И в священном том саду росла маленькая империя чудес. Здесь симбиотические связи спасали обе стороны от гибели, и если ты, пусть даже и трепеща, тянулся к свежей, неиспробованной жизни – ты жил. Там были растения, которые образовывали миниатюрные соборы для ряда голов, которые Чарли не мог прикрепить к торсам, и скамейки жесткой растительной жизни, светящиеся красным, зеленым, фиолетовым, на которых лежали торсы, в которых Чарли поддерживал жизнь, прикрепив к мозгам. В этом заросшем сорняками саду росло все, что только можно, – птицы прилипали к концам листьев и хлопали крыльями в воздухе, ящерки выглядывали на манер змеиных язычков из сердцевин маковых цветов, и вся палитра – от нутряно-зеленого до артериально-красного – цвела и благоухала.
Грустно, всегда заставляет задуматься: общее благо должно перевешивать личное – как изрек Глас Компании.
Но разве не в волшебном саду сын своего отца понял, что «исправить» означает «сделать лучшей версией себя»? Зачем же иначе приводить тварь живую в надлежащий ей вид? Бабочка, зафиксированная на дощечке для образцов, – несомненно, хорошенькая, но всегда найдется лучшая версия, какой она может – под бдительным руководством сына, конечно же, – стать.

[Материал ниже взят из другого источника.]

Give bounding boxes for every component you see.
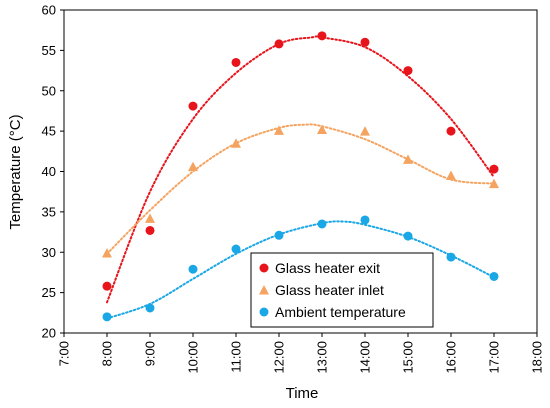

Каждый вечер перед сном сын своего отца чудесно проводил время с этими созданиями, созданными им самим. В своем зеленом-зеленом чулане, в изобилии миниатюр, которые, как надеялся сын, когда-нибудь вырастут в натуральную величину. Чарли ложился за фальшивой стеной среди бархатной толкотни множества рук, копыт, когтей и перепончатых лап, грубых, гладких и израненных, и отдавался этим объятиям, обретал своего рода покой. Позволял голосам выправленных убаюкать его, погрузить в сладкую полудрему. Восхищаться своей живой постелью – и всем, что ее окружает. Он был уверен, что когда-нибудь волшебный сад распространится на весь мир, и отец поймет и примет его, и Компания поймет, и бог, возможно, тоже поймет и простит.
Но вместо этого, одной преждевременной ночью, Чарли застал отца у двери в комнату. Тот держался одной рукой за дверную ручку, и Чарли не мог смотреть ему в лицо, потому что не мог вынести эту сияющую удовлетворенную гримасу, эту широкую хищную улыбку. По одному взгляду в отцовские глаза стало понятно – грядет очередная выправка.
Но на сей раз она приняла особую форму.
Ибо отец распахнул дверь в волшебный сад и сказал:
– Я приготовил для тебя пир горой, сын мой. Во славу всей твоей тяжелой работы. И при готовке я использовал только лучшие ингредиенты. Твои собственные.
Там, на длинном столе, лежали, мертвые и зажаренные, все те существа, которых я так долго прятал. Все до единого, молчаливые и одурманенные пламенем, кроме утки, которую, как он знал, я любил, и он, должно быть, тоже любил ее по-своему.